Superimposed on developments throughout the century, providers and insurance companies consolidated providers and expanded managerial processes in the 1980s and 1990s. They called the whole package "market reform." To justify this somewhat contradictory use of the term market, leaders attributed the bureaucratic growth and vertical and horizontal integration in medicine as well as in industry to strategic adaptations to the market. Most market reformers at the end of the century, however, did not really mean a laissez-faire market. They were actively engaged in rationalizing medical care as industry. In so doing, they consolidated and managed hospitals, organized regional markets, integrated production with finance, mobilized capital, and promulgated professional as well as governmental regulation.

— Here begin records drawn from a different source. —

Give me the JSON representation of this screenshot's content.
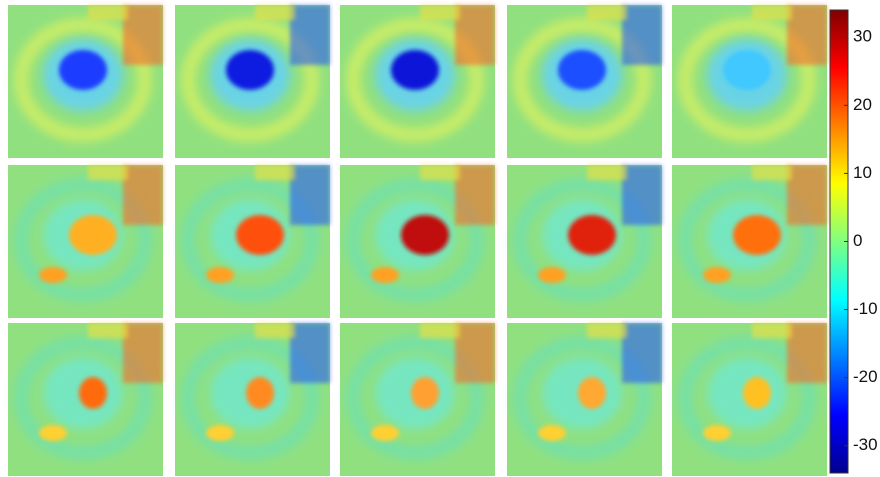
{
  "colorbar": {
    "lim": [
      -34,
      34
    ],
    "ticks": [
      30,
      20,
      10,
      0,
      -10,
      -20,
      -30
    ]
  }
}
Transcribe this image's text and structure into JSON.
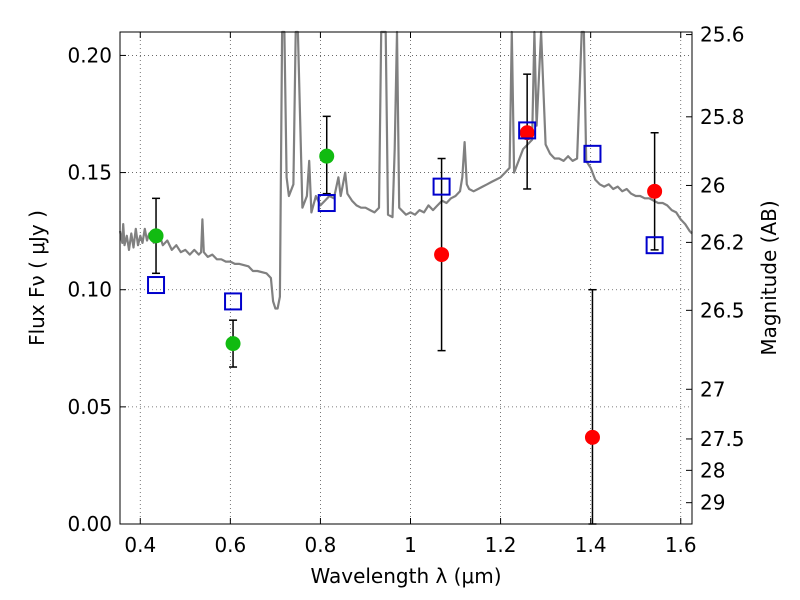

Twentieth-century models of medical organization can also be called capitalist, the label with the most baggage of all. Medical care did to a certain extent employ organizational elements that economist Robert Heilbroner as well as business school professor Thomas McCraw identified as characteristics of capitalism. These elements included division of tasks according to a tiered labor structure, factory-like institutions, accumulation of fixed capital, and market regulation of production and distribution. (Partially) excluding the role of the market, however, these elements also developed in what was called socialist medicine both in Britain and in the Soviet Union. The other important distinction was that these countries removed medical care from the private, investor-profit system. The term capitalist in the sense of being dominated by finance capital was particularly pertinent in the United States at the end of the century, when insurance and finance companies tried to restructure medical care as a rewarding place to invest capital. The financial restructuring of that time was said to have transferred billions of dollars from providing medicine to the wallets of investors and executive management teams.